Agora a China começa a rever a sua política de estoques estratégicos e preços administrados, o que deve levar gradualmente a maiores importações de milho, açúcar e carnes no futuro, ainda que com grandes dificuldades de acesso (cotas e barreiras técnicas e sanitárias) acopladas a travas de defesa comercial (salvaguardas no açúcar e antidumping no frango). O Brasil precisa diversificar a pauta de exportações e adicionar valor aos produtos exportados.
2. Investimentos para garantir a “originação” das matérias-primas: a internacionalização das empresas chinesas visa o controle das cadeias de suprimento – genética, infraestrutura, armazenamento, processamento e comercialização. Exemplos são as aquisições de empresas como Syngenta, Noble, Nidera e Fiagril.

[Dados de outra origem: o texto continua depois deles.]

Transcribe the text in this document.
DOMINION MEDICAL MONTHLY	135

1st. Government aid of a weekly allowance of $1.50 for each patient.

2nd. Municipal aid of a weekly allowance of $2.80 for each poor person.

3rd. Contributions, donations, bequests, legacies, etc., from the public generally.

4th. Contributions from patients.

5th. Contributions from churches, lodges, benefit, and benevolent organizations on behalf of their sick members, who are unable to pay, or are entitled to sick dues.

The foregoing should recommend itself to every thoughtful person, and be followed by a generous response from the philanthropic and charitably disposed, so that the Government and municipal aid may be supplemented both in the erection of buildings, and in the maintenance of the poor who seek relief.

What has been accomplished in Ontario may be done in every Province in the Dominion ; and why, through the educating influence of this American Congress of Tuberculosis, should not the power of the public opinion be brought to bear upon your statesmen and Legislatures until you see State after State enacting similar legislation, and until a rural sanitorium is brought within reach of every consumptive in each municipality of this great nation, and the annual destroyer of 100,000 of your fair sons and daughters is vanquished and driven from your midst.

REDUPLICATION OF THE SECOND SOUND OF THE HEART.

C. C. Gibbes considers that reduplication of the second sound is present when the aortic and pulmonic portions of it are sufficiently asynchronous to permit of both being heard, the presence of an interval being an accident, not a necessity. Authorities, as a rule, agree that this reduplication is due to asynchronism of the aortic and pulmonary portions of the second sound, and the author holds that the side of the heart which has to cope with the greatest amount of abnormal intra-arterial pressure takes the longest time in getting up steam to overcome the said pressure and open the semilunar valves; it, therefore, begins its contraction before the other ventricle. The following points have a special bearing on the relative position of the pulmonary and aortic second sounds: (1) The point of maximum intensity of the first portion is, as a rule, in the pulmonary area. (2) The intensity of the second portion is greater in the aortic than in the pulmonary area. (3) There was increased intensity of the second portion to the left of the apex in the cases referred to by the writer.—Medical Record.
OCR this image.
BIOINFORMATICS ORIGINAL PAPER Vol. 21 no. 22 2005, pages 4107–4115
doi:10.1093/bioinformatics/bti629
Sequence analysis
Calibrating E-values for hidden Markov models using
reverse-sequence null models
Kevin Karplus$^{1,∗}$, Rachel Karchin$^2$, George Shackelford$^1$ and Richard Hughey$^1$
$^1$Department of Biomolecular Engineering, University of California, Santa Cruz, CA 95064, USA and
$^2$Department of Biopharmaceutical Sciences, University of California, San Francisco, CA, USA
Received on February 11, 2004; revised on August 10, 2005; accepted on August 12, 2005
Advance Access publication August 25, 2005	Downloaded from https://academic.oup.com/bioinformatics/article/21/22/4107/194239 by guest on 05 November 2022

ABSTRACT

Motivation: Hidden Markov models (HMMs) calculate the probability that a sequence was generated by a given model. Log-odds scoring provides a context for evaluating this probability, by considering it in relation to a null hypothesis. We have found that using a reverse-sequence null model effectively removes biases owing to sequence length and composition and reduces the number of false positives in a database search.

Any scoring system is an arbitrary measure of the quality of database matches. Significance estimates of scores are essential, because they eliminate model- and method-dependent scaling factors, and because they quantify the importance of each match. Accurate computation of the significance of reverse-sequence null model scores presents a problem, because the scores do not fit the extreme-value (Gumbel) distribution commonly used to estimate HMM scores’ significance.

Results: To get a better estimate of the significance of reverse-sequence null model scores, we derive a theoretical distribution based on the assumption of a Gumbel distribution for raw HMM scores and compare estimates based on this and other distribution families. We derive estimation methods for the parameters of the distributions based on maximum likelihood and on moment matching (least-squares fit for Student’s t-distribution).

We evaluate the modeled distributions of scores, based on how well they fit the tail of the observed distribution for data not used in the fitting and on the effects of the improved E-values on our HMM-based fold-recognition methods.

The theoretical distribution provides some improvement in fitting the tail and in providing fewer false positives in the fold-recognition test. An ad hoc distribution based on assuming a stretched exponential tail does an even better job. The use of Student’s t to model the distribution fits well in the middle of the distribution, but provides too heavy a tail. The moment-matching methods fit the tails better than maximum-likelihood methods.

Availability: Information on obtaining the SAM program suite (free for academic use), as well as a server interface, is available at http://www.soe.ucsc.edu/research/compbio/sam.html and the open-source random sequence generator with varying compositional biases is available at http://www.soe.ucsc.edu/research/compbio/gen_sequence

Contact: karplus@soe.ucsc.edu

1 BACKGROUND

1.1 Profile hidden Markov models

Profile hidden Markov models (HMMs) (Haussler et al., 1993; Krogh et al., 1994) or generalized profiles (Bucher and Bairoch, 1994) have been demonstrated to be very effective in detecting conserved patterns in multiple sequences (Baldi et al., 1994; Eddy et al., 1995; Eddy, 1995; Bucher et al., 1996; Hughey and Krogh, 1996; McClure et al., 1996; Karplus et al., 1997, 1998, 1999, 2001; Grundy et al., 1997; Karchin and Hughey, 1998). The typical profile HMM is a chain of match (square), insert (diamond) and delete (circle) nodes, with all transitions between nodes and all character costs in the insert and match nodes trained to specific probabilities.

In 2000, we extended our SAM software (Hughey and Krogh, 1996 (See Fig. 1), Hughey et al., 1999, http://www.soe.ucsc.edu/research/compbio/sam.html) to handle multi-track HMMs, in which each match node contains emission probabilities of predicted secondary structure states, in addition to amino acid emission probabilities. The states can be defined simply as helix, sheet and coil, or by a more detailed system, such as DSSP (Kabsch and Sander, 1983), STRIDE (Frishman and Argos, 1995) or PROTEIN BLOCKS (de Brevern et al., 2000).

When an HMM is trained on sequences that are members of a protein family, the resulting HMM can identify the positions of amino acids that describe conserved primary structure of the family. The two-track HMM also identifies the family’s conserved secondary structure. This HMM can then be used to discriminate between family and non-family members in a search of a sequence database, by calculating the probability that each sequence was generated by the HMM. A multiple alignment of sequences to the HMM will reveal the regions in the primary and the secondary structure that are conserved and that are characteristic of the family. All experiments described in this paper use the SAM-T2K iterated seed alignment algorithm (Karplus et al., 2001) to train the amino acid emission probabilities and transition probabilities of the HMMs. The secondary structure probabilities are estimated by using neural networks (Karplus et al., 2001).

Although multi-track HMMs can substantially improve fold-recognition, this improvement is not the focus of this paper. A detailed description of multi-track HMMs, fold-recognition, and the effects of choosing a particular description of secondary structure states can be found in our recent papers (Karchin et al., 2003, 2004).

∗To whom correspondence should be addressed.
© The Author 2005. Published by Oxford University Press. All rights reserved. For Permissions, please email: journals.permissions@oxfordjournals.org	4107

3. Segurança do alimento, qualidade e sustentabilidade: a grande obsessão atual da China é com qualidade, sanidade e sustentabilidade ambiental da produção. Nessa área temos muito a contribuir nas relações bilaterais, mas é preciso melhorar o processo regulatório: processos e padrões mais transparentes, qualidade das respostas nos questionários, rastreabilidade de produtos, combate ao contrabando, integração das cadeias produtivas com investimentos cruzados das empresas e um diálogo mais permanente e fluido para evitar as arbitrariedades.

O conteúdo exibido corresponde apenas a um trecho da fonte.